Analytical Answer Questions: Attempt any TWO questions.
[2×15=30]Explain different types of mergers. Also discuss the rationales behind the mergers and acquisitions.
The Himalayan Herbal Company has planned to raise long-term fund. Recently it has announced a rights offer to raise Rs 80 million for a new plant. The stock has Rs 100 par value and currently sells for Rs 250 per share, and there are 1.6 million shares outstanding
a. What is the maximum possible subscription price? What is the minimum?
b. If the subscription price is set at Rs 100 per share, how many shares must be sold?
c. How many rights will it take to buy one share?

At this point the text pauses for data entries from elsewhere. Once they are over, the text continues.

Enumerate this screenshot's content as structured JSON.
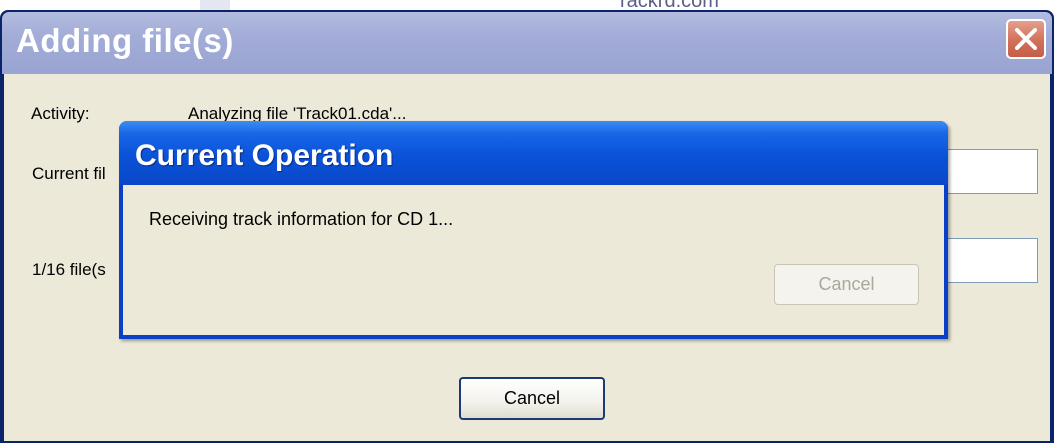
{
  "background": {
    "url_fragment": "rackrd.com"
  },
  "main_window": {
    "title": "Adding file(s)",
    "activity_label": "Activity:",
    "activity_value": "Analyzing file 'Track01.cda'...",
    "current_file_label": "Current fil",
    "files_progress_label": "1/16 file(s",
    "cancel_label": "Cancel"
  },
  "overlay_dialog": {
    "title": "Current Operation",
    "message": "Receiving track information for CD 1...",
    "cancel_label": "Cancel"
  },
  "colors": {
    "main_titlebar": "#a2acd7",
    "overlay_titlebar": "#0a52d8",
    "window_face": "#ece9d8",
    "close_button": "#d2705a"
  }
}
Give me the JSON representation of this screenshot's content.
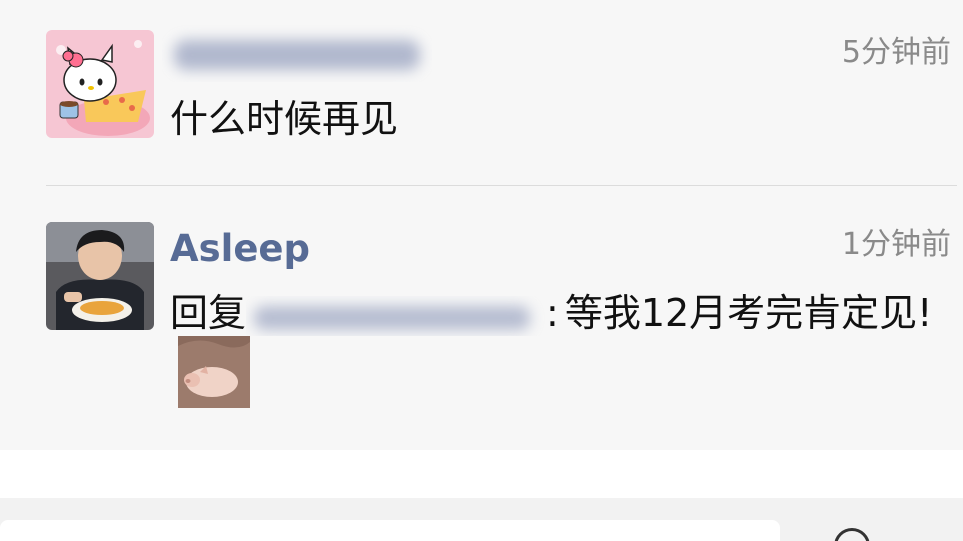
{
  "comments": [
    {
      "username": "",
      "time": "5分钟前",
      "text": "什么时候再见",
      "avatar_icon": "hello-kitty-avatar"
    },
    {
      "username": "Asleep",
      "time": "1分钟前",
      "reply_prefix": "回复",
      "text": "等我12月考完肯定见!",
      "avatar_icon": "boy-eating-avatar",
      "attachment_icon": "sleeping-piglet-photo"
    }
  ],
  "colors": {
    "username": "#576b95",
    "time": "#8a8a8a",
    "text": "#111111",
    "background": "#f7f7f7"
  }
}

d. What is the value of a right?
e. What is the ex-rights price?
f. Show how a shareholder with 2,000 shares before the offering and no desire (or money) to buy additional shares is not harmed by the rights offer
Modern Printing Press estimates that it will need an additional Rs 500,000 for the month of June due to the seasonal nature of its business. It has three options available to provide the needed funds:
a. Establish a one-year line of credit for Rs 500,000 with a commercial bank. The commitment fee would be 1 percent, and the interest charged would be 12 percent per annum on the used funds. No minimum time on the use of the money.
b. Forego the June trade discount of 2/10, net 40 on Rs 500,000 of accounts payable.
c. Issue Rs 500,000 of sixty-day commercial paper at a 9 percent per annum interest rate. Since the funds are only required for only 30 days, the excess funds are invested in 6 percent per annum marketable securities for the month of July. The total transaction fee on purchasing and selling the marketable securities is 0.5 percent of the fair market value
i. Calculate rupees cost of each alternative. Which alternatives result in the lowest rupees cost?
ii. Is the source with the lowest expected cost necessarily the source to select? Why or why not?